- Total Cost: $4.73
- 40 HITs, including both text transcription and voting HITs.
- TurKit code for this experiment: code.js, all files
- NOTE: The experiment was stopped prematurely, so you probably can’t run the code.js file using the provided database, since the program will try to make calls to MTurk for HITs under my account. However, all the partially completed HITs have been written out to a file called output.txt.
- TurKit Version: 0.1.37
We are in search of a task that lends itself to iteration — a task where it is easier to understand previous people’s work than it is to redo that work. We did an experiment in the past, before this blog, where people attempted to decipher extremely poor handwriting (page 6). This handwriting seemed impossible for anyone to decipher alone, but by building on each other’s work, turkers were able to transcribe it almost verbatim.
Of course, we didn’t have a control in that experiment, so we don’t actually know that nobody could decipher it all on their own. So we are now running a set of experiments comparing iteration and non-iteration for handwriting recognition.
Well, almost. It is difficult to write with a consistent poorness, so instead I wrote passages with the text tool in the Gimp, and obfuscated them with a distortion filter. To be precise, I used the “Sans” font, size 22 pixels. Then I distorted each passage with Filters–Noise–Spread, using 9 pixels for both horizontal and vertical spread. Here is a result:
We then adopted the experimental design of a previous blog post comparing image description writing iteratively and non-iteratively, except we used 8 iterations for both conditions instead of 6. We also paid $0.10 for each iteration instead of $0.02 — we tried $0.02, but it didn’t seem like we were getting any takers.

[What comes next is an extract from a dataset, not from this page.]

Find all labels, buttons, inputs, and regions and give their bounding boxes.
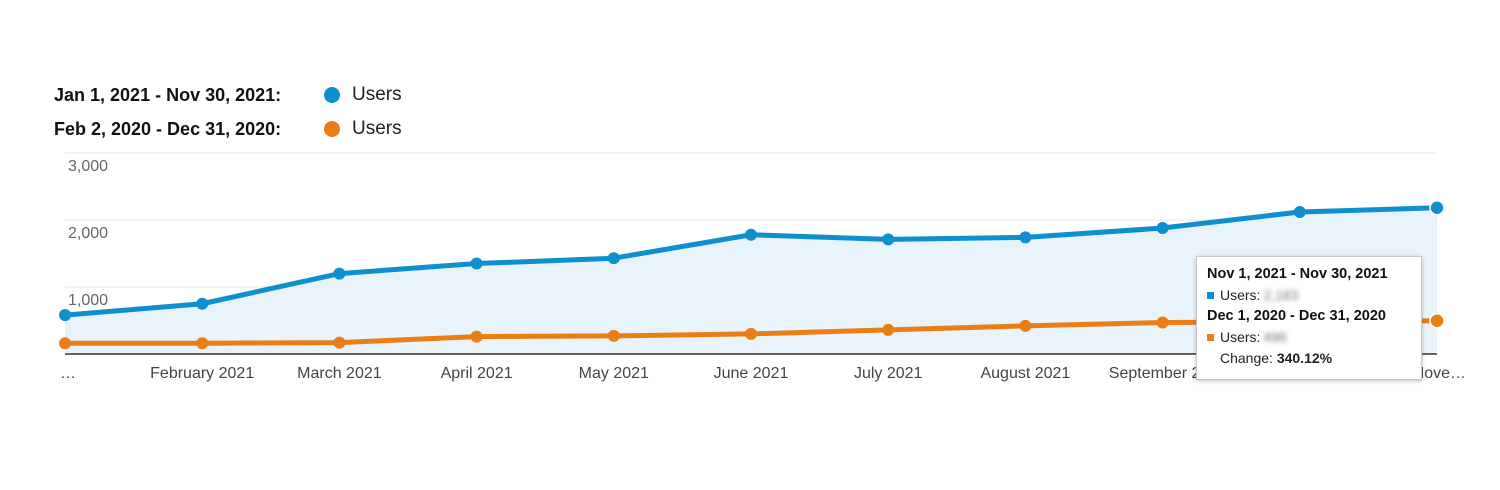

Even with $0.10, the experiment ran for a few days without completing, and I could already see some room for improvement, so I shut it off prematurely.
Here is the final iterative version of the passage shown above:
I had intended to hit the nail, but I’m not a very good aim it seems and I ended up hitting my thumb. This is a common occurence I know, but it doesn’t make me feel any less ridiculous having done it myself. My new strategy will involve lightly tapping the nail while holding it until it is embedded into the wood enough that the wood itself is holding it straight and then I’ll remove my hand and pound carefully away. We’ll see how this goes.
The highlighted word should have been “wedged”. This transcription also fixes — or almost fixes — a couple of spelling errors in the original passage.
The following pages show the iterative and non-iterative submissions for each of the three blurry passages. Note that the iterative submissions build on each other, while the non-iterative submissions are all independent.
Nail Passage : After eight iterations, turkers transcribe the text with only one error, shown above. We only have 5 non-iterative responses — all of them essentially say that the text is unreadable.
Boat Passage : The first seven iterations don’t transcribe any words. The last iteration is a promising start. We got 7 non-iterative responses before terminating the experiment, and one of these is even more promising than the last iterative response.
Babysitting Passage : In this passage, we solicited non-iterative responses before the iterative ones. One of the responses is very good, with only about seven missed words. The iterative process only gets the first two iterations before the experiment stops.
We stopped the experiment because it was taking a while, and many people were submitting responses that essentially said “this text is unreadable.” Empirically, the text appears to be mostly readable to multiple people (the major contributors from each experiment were different turkers).
I hypothesize that the real problem is convincing turkers that progress is possible, since it looks impossible. An early iteration for the Nail Passage made a good effort, and laid the groundwork for future iterations. None of the subsequent turkers iterating on this passage complained about readability — at least not as an addendum to the transcribed passage — which suggests that people are more comfortable with this task after it has been broken down a little.
Another related problem is convincing turkers that it’s ok to just do a little bit, when faced with the entire passage. Most turkers would either do none of it, or make an attempt at most of it. One counter example is the very first turker in the Nail Passage, who attempted to transcribe only the first line or so. But then the voters voted against it. So even the voters need to be convinced that it’s ok to do just a little bit.
The plan for version 2.0 of this experiment is to have a textbox beneath each word, and instructions saying it’s ok to contribute only 1 or 2 words. The hope is to make turkers more comfortable contributing just what they are able. This should also make a better comparison between the iterative and non-iterative conditions, since it will be easier for the non-iterative contributors to make guesses on individual words, without feeling like they need to transcribe the entire text. These guesses can then be combined programmatically later, similar to how we combine tags from non-iterative responses in the tag cloud experiment.